Judicial Safeguard following the AADHAR Judgement

Data protection was first recognized by the Supreme Court in the year 2017 in the case of Justice KS Puttaswamy v. Union of India, widely known as the Aadhar Judgement. The court felt the need for a strong data protection law and demanded the government to enact the same, as the existing safeguards were not sufficient enough. The court further recognized the various principles of data protection which are data retention, data minimization, purpose limitation and data security for the purpose of enactment of a proper legislation on data protection which should conform with the right to privacy of the individual. The Judgement had made a remarkable impact on the Indian Data Protection systems from where the Personal Data Protection Bill, 2018 was carved out. 

Data Protection Bills 2018 and 2019

The government appointed the committee of experts headed by retired Chief Justice BN Srikrishna in the year 2017 for Data Protection Bill. The committee submitted the draft of the Personal Data Protection Bill in the year 2018. The said bill was presented in the Lok Sabha recently in December 2019 for discussion and approval. The bill has been criticized by many on various grounds. The bill has been termed as a regressive bill which is giving personal data of people in the government.

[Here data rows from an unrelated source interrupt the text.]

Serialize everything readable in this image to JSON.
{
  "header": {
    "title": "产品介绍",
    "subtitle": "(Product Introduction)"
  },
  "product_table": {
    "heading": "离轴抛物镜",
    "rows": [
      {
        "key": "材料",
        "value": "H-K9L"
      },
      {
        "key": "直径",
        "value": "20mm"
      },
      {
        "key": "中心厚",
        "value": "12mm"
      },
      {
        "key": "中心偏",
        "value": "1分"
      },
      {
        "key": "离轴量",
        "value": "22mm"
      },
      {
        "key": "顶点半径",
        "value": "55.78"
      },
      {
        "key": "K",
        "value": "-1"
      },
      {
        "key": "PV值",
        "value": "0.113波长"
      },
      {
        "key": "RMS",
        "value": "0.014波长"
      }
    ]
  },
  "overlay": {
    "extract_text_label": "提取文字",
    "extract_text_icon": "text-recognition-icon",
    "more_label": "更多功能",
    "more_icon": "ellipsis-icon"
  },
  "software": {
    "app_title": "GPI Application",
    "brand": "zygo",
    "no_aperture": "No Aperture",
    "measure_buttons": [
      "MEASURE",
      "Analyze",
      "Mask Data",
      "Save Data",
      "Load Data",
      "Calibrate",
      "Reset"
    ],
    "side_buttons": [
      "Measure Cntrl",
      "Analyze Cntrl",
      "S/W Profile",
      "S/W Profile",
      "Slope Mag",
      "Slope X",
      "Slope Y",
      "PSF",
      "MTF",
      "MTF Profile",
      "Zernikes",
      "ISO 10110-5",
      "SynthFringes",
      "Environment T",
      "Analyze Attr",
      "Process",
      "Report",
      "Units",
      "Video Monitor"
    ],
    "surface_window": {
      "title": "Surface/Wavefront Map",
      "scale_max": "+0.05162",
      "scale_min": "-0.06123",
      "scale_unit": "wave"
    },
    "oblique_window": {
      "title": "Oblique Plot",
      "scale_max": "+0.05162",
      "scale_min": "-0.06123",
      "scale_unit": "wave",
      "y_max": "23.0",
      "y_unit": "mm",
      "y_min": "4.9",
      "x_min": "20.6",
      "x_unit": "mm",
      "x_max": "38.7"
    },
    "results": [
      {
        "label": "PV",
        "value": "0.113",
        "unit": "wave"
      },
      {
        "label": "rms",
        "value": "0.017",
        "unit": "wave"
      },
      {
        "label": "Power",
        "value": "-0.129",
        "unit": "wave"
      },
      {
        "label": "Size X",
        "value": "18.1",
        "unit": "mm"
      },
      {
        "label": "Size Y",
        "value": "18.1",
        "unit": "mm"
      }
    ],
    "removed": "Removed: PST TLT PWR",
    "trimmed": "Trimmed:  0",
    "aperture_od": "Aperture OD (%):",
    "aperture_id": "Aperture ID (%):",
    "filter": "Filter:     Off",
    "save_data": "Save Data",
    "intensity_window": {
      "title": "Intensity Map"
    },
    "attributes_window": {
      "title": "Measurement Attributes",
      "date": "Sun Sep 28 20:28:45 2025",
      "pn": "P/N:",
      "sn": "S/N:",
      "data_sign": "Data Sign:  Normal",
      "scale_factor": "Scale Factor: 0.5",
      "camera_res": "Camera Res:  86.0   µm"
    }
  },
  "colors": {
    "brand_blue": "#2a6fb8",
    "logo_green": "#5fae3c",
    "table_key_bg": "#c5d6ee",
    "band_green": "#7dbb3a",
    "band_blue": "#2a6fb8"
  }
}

The bill characterizes data on the basis of three categories which are:

  • Personal Data: includes characteristics, attributes, traits, features, etc. of an individual
  • Sensitive Data: includes financial data, biometric data, sexual orientation and related data, religious beliefs, political beliefs, etc.
  • Critical Data: includes Anything that the government at any time can deem critical, such as military or national security data
  • The bill doesn’t describe what all data falls under critical data and provides for data to go outside of Indian soil, both of which are controversial topics.

The following sections of the clause makes the PDP, 2019 proposal open ended wherein the government can have access to certain data:

  • 91 (1) Nothing in this Act shall prevent the Central Government from framing any policy for the digital economy, including measures for its growth, security, integrity, prevention of misuse, insofar as such policy do not govern personal data. 
  • 91 (2) The Central Government may, in consultation with the Authority, direct any data fiduciary or data processor to provide any personal data anonymised or other non-personal data to enable better targeting of delivery of services or formulation of evidence-based policies by the Central Government, in such manner as may be prescribed.

The 2018 draft remained silent on what considerations the government will factor for classifying critical data.

A Concluding Note

According to the Supreme Court in the Puttaswamy judgement (2017), the right to privacy is a fundamental right and it is necessary to protect personal data as an essential facet of informational privacy, whereas the growth of the digital economy is also essential to open new junctures of socio-economic growth. In this context, the government policy on data protection must not dissuade framing any policy for the growth of the digital economy, to the extent that it doesn’t infringe on personal data privacy.